I thought that Minneapolis juggler and travel writer (Lonely Planets) Leif Pettersen’s style was too jaunty and too sarcastic in Backpacking with Dracula. Pettersen details the military successes of Vlad III/Vlad Dracula, “the Impaler,” who was voivode (ruling prince) of Wallachia three times between 1448 and his death in January of 1477. Vlad III in resisted (and scared) Ottoman, Transylvanian Saxon, and Hungarian invaders. Vlad III remains a national hero in Romania (which encompasses Wallachia) and Pettersen writes about surviving sites, most notably Poeianari Castle.
)Poenari Castle ruins, photographed by Nicubunu)

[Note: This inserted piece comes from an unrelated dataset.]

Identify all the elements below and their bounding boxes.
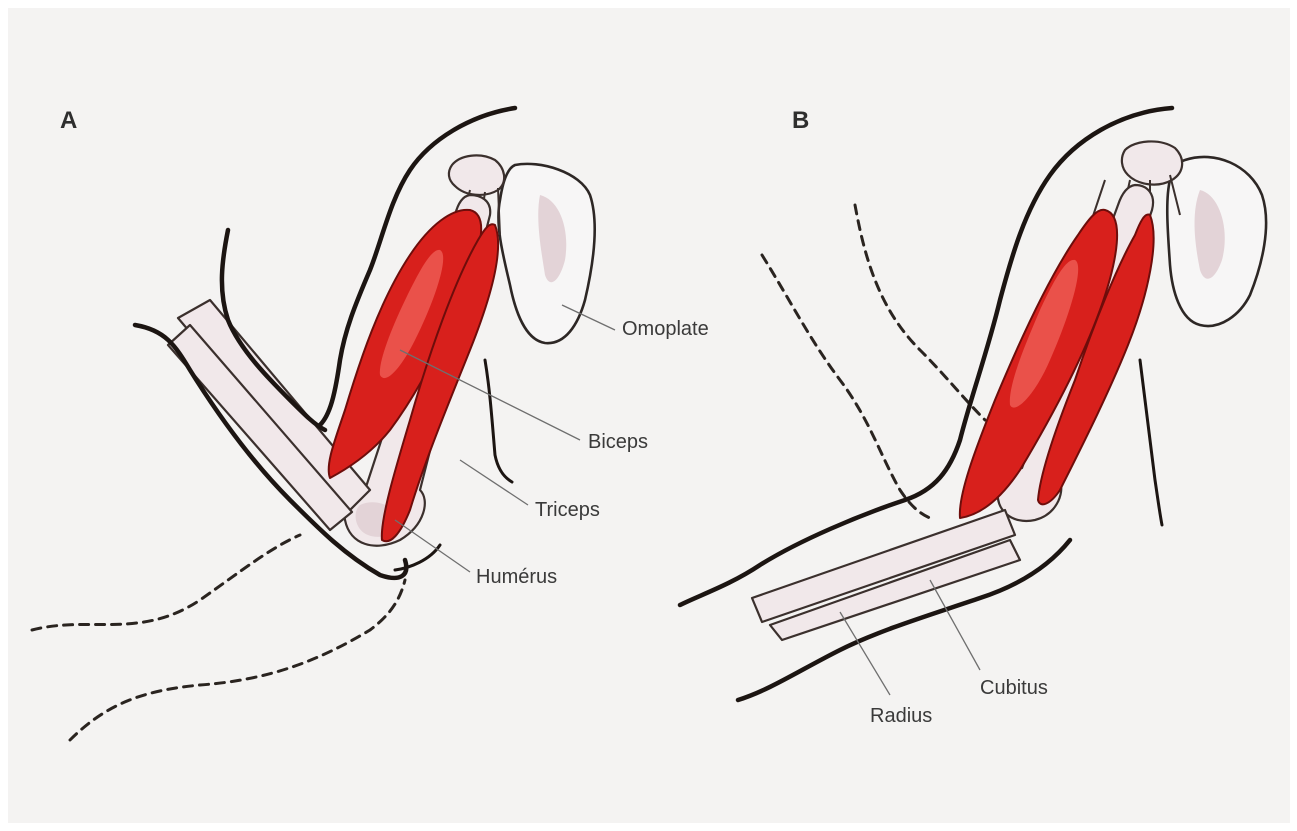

Bram Stoker, who never traveled to Romania, borrowed (from German polemics) a horrorshow view of a vampire he named Dracula in his 1897 novel that I don’t think has ever been out of print in English—or in print in Romania.
Pettersen also writes jauntily of the rebellion that led to the shooting of the Ceausescus 1989 for genocide and destroying the Romanian economy. The communist dictator was also from Wallachia (between the Danube and the Carpathian mountains).

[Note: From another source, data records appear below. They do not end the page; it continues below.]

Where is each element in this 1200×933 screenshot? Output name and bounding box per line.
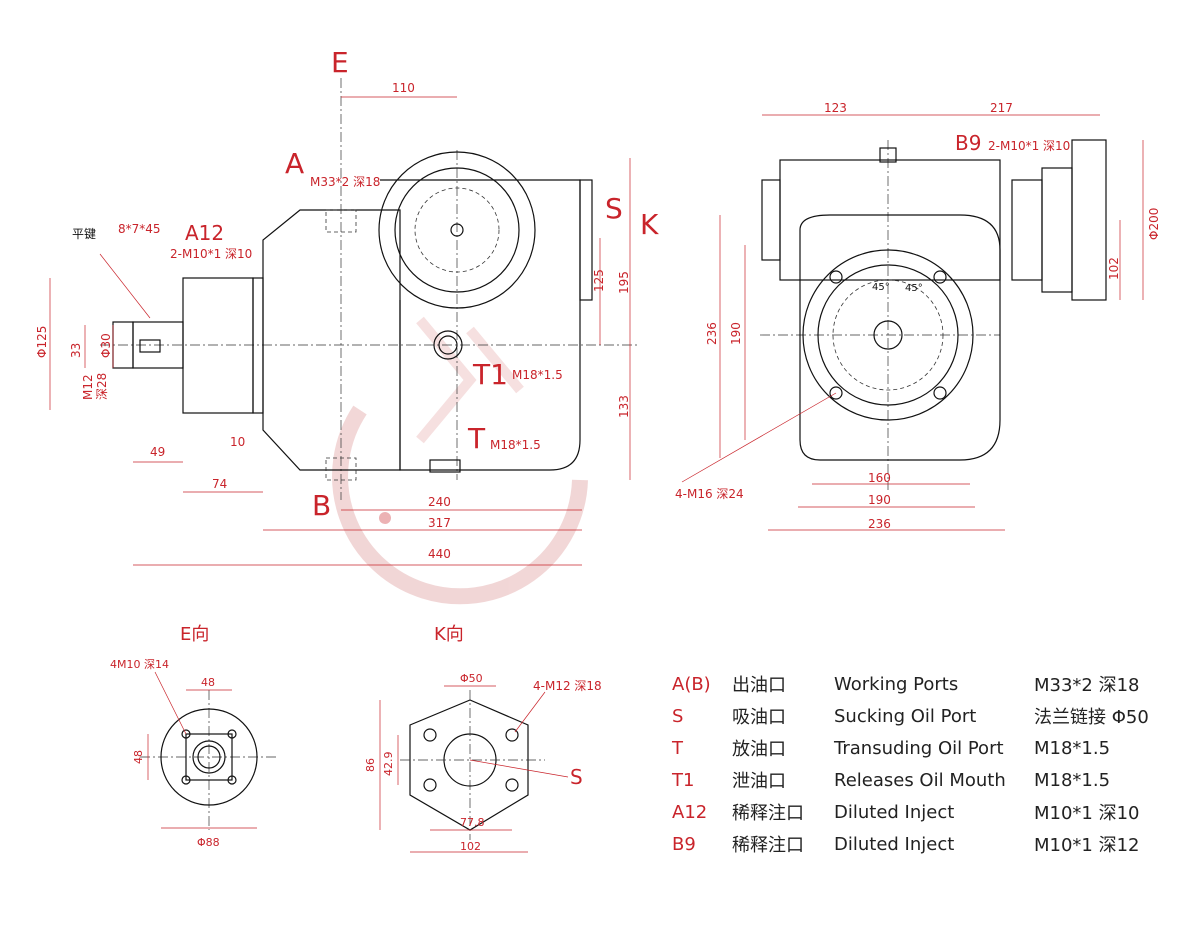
port-s-label: S <box>605 192 623 225</box>
legend-cn: 稀释注口 <box>732 835 804 856</box>
e-dim-phi88: Φ88 <box>197 836 220 849</box>
k-dim-42-9: 42.9 <box>382 752 395 777</box>
port-a-label: A <box>285 147 304 180</box>
main-front-view <box>49 78 640 566</box>
k-view-title: K向 <box>434 624 464 645</box>
k-view-holes: 4-M12 深18 <box>533 679 602 693</box>
dim-160: 160 <box>868 471 891 485</box>
legend-cn: 泄油口 <box>732 771 786 792</box>
key-label: 平键 <box>72 227 96 241</box>
e-dim-48-h: 48 <box>201 676 215 689</box>
angle-45-a: 45° <box>872 282 890 293</box>
dim-440: 440 <box>428 547 451 561</box>
legend-code: S <box>672 705 684 727</box>
legend-row: S 吸油口 Sucking Oil Port 法兰链接 Φ50 <box>672 700 1192 732</box>
dim-133: 133 <box>617 395 631 418</box>
dim-phi200: Φ200 <box>1147 208 1161 240</box>
port-a12-label: A12 <box>185 221 224 245</box>
dim-110: 110 <box>392 81 415 95</box>
legend-code: A(B) <box>672 673 711 695</box>
port-b-label: B <box>312 489 331 522</box>
legend-spec: 法兰链接 Φ50 <box>1034 707 1149 728</box>
dim-123: 123 <box>824 101 847 115</box>
dim-317: 317 <box>428 516 451 530</box>
legend-row: B9 稀释注口 Diluted Inject M10*1 深12 <box>672 828 1192 860</box>
dim-m12: M12 <box>81 374 95 400</box>
dim-236: 236 <box>868 517 891 531</box>
watermark-logo <box>332 316 588 605</box>
legend-row: A(B) 出油口 Working Ports M33*2 深18 <box>672 668 1192 700</box>
dim-74: 74 <box>212 477 227 491</box>
port-legend-table: A(B) 出油口 Working Ports M33*2 深18 S 吸油口 S… <box>672 668 1192 860</box>
e-dim-48-v: 48 <box>132 750 145 764</box>
dim-deep28: 深28 <box>95 373 109 400</box>
dim-10: 10 <box>230 435 245 449</box>
section-e-label: E <box>331 46 349 79</box>
legend-row: T1 泄油口 Releases Oil Mouth M18*1.5 <box>672 764 1192 796</box>
legend-code: T1 <box>672 769 695 791</box>
legend-en: Transuding Oil Port <box>834 737 1004 759</box>
dim-phi30: Φ30 <box>99 333 113 358</box>
port-a12-spec: 2-M10*1 深10 <box>170 247 252 261</box>
dim-195: 195 <box>617 271 631 294</box>
dim-102-side: 102 <box>1107 257 1121 280</box>
legend-en: Working Ports <box>834 673 959 695</box>
legend-code: T <box>672 737 683 759</box>
k-dim-86: 86 <box>364 758 377 772</box>
legend-spec: M10*1 深12 <box>1034 835 1140 856</box>
legend-en: Sucking Oil Port <box>834 705 977 727</box>
legend-spec: M33*2 深18 <box>1034 675 1140 696</box>
port-b9-label: B9 <box>955 131 981 155</box>
angle-45-b: 45° <box>905 283 923 294</box>
k-dim-phi50: Φ50 <box>460 672 483 685</box>
dim-240: 240 <box>428 495 451 509</box>
port-b9-spec: 2-M10*1 深10 <box>988 139 1070 153</box>
legend-en: Releases Oil Mouth <box>834 769 1006 791</box>
port-t1-label: T1 <box>472 358 508 391</box>
e-view <box>140 671 278 830</box>
legend-spec: M18*1.5 <box>1034 737 1111 759</box>
e-view-holes: 4M10 深14 <box>110 658 169 671</box>
port-t1-spec: M18*1.5 <box>512 368 563 382</box>
k-dim-102: 102 <box>460 840 481 853</box>
legend-spec: M10*1 深10 <box>1034 803 1140 824</box>
e-view-title: E向 <box>180 624 209 645</box>
dim-217: 217 <box>990 101 1013 115</box>
port-a-spec: M33*2 深18 <box>310 175 380 189</box>
dim-190: 190 <box>868 493 891 507</box>
key-spec: 8*7*45 <box>118 222 161 236</box>
legend-row: T 放油口 Transuding Oil Port M18*1.5 <box>672 732 1192 764</box>
dim-125: 125 <box>592 269 606 292</box>
legend-cn: 吸油口 <box>732 707 786 728</box>
dim-190-vertical: 190 <box>729 322 743 345</box>
side-holes-label: 4-M16 深24 <box>675 487 744 501</box>
legend-cn: 稀释注口 <box>732 803 804 824</box>
view-k-label: K <box>640 208 659 241</box>
side-view <box>681 114 1144 531</box>
port-t-spec: M18*1.5 <box>490 438 541 452</box>
legend-row: A12 稀释注口 Diluted Inject M10*1 深10 <box>672 796 1192 828</box>
legend-en: Diluted Inject <box>834 833 955 855</box>
port-t-label: T <box>467 422 486 455</box>
legend-code: A12 <box>672 801 708 823</box>
legend-spec: M18*1.5 <box>1034 769 1111 791</box>
k-view <box>379 685 569 853</box>
k-port-s-label: S <box>570 765 583 789</box>
legend-cn: 出油口 <box>732 675 786 696</box>
legend-cn: 放油口 <box>732 739 786 760</box>
dim-phi125: Φ125 <box>35 326 49 358</box>
dim-236-vertical: 236 <box>705 322 719 345</box>
dim-49: 49 <box>150 445 165 459</box>
legend-en: Diluted Inject <box>834 801 955 823</box>
dim-33: 33 <box>69 343 83 358</box>
legend-code: B9 <box>672 833 696 855</box>
k-dim-77-8: 77.8 <box>460 816 485 829</box>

Between reporting history that is gratingly insensitive to the suffering inflicted by Wallachian rulers and others in the 15th and 20th centuries, Pettersen includes travel-guide accounts of various places.
There is no evidence that he backpacked during any of his Lonely Planet assignments of researching Romania. His travel seems to have been entirely by rental car, and the first work of the title seems to me false advertising, though the subtitle “On the Trail of Vlad the Impaler and the Vampire He Inspired” is quite accurate.
The book is probably somewhat useful to travelers to Romania (though I’m pretty sure that it is less so than the Lonely Planet guidebooks to which he contributed) and is entertaining for those with a Monty Pythonish sense of humor extending to breeziness about torture and starvation. Not that Pettersen condones the conduct of Vlad Dracula, writing that “even in an era when human life was unbelievably cheap, onein which witnessing death was a regular occurrence for most people, these gory, slow-motion spectacles must have been appalling.”
©2017, Stephen O. Murray
The print is very large (18 point, I think) which makes it easy to read even with dim light and stretches the book to 265 pages.